I get the above email alerts for each "down" and "up" flag and I was getting alerts too frequently for it to be portal restarts.
So Was There Anything in the Logs?
Boy, was there. When portal was "wibbling" it was ripping through 15MB of log files in about 45 seconds - guess that might have had something to do with the slowdowns ;)
There were thousands of the following errors repeating in the log files:
"IWKPC1007X: Could not find an identity for name (resolved reference key): null" "IWKPY1015X: Unauthorised access by .... " "Exception is: com.ibm.db2.jcc.c.SqlException: Application must execute a rollback. The unit of work has already been rolled back in the database..."So What Was the Fix?
I managed to get a fix for IWKPC1007X from IBM Support. It was a known issue which was documented at http://www-01.ibm.com/support/docview.wss?rs=688&uid=swg1PK60885 , but the TechNote seems to have been withdrawn. I believe fix PK60885 is rolled in to 6.0.1.4 and above, but if you get the above error then request the fix direct from IBM Support.
So That Fixed Everything?
Wish it was that simple, but portal was still doing the "wibble dance", I just had one less error, but it did make it easier to spot:
SESN0016E: DatabaseSessionContext:performInvalidation detected an error.
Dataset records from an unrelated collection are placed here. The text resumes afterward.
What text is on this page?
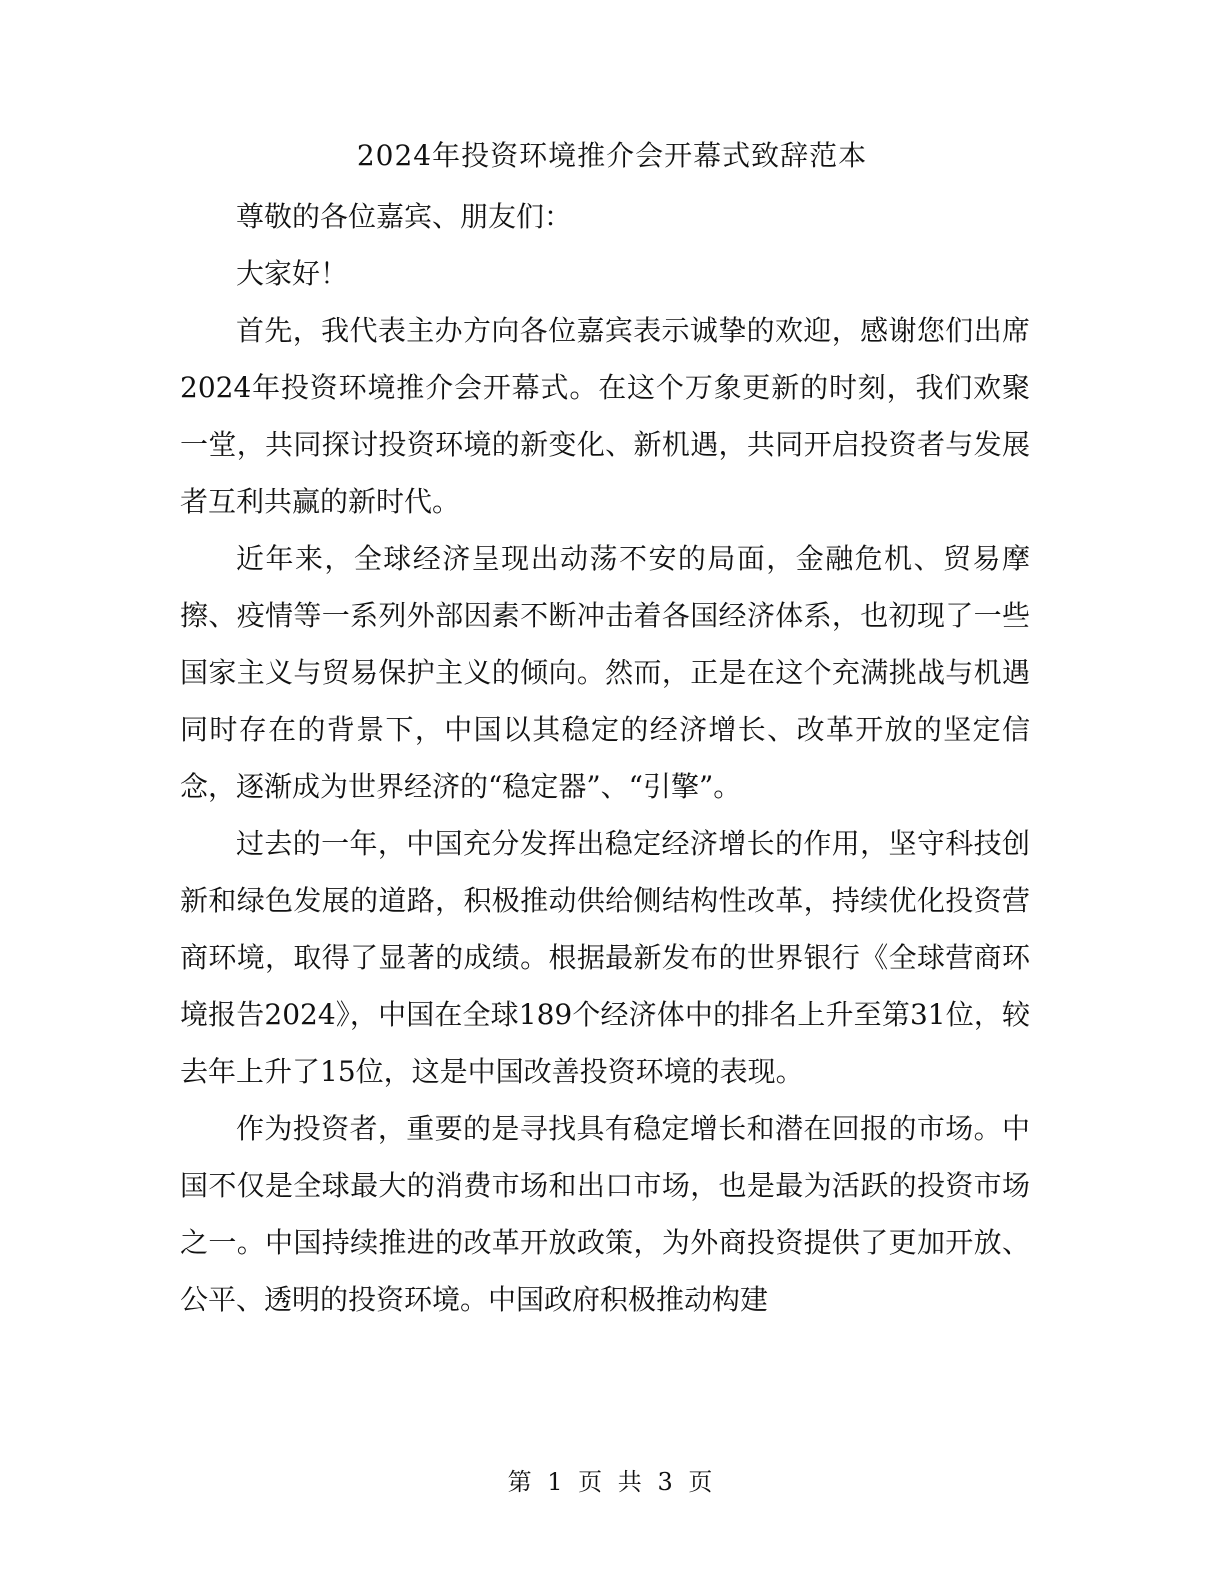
2024年投资环境推介会开幕式致辞范本

尊敬的各位嘉宾、朋友们：

大家好！

首先，我代表主办方向各位嘉宾表示诚挚的欢迎，感谢您们出席2024年投资环境推介会开幕式。在这个万象更新的时刻，我们欢聚一堂，共同探讨投资环境的新变化、新机遇，共同开启投资者与发展者互利共赢的新时代。

近年来，全球经济呈现出动荡不安的局面，金融危机、贸易摩擦、疫情等一系列外部因素不断冲击着各国经济体系，也初现了一些国家主义与贸易保护主义的倾向。然而，正是在这个充满挑战与机遇同时存在的背景下，中国以其稳定的经济增长、改革开放的坚定信念，逐渐成为世界经济的“稳定器”、“引擎”。

过去的一年，中国充分发挥出稳定经济增长的作用，坚守科技创新和绿色发展的道路，积极推动供给侧结构性改革，持续优化投资营商环境，取得了显著的成绩。根据最新发布的世界银行《全球营商环境报告2024》，中国在全球189个经济体中的排名上升至第31位，较去年上升了15位，这是中国改善投资环境的表现。

作为投资者，重要的是寻找具有稳定增长和潜在回报的市场。中国不仅是全球最大的消费市场和出口市场，也是最为活跃的投资市场之一。中国持续推进的改革开放政策，为外商投资提供了更加开放、公平、透明的投资环境。中国政府积极推动构建

第 1 页 共 3 页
The database invalidation of timed out sessions has encountered an error..<br />pointing to a problem with the Session Database, but from the database side of things the DB looked fine, no errors, nothing.
So What Was the Real Fix?
Reducing the individual errors eventually led us to a repeating error with the IBM Web Clipping portlet, which we use to surface our password management application in portal using an IFRAME - yes I know IFRAMES are bad and I hang my head in shame.
Looks like there is a session management problem with IFRAMES and what I hadn't realised was that there had been a policy decision to push everyone to portal for password management, which increased the load on the Web Clipping portlet, increased the session management problem, and started causing enough errors to slow down portal enough for the Netscaler to keep dropping nodes out of service.
Our fix for the time being is to disable persistent sessions completely, and we're slowly going to be removing all Web Clipping/IFRAME portlets.
Parting Shot
Don't use IFRAMES kids, they're not big and they're not clever. They're a cheap integration point for a proof of concept, but they will bite you in the ass if you roll them into a production environment.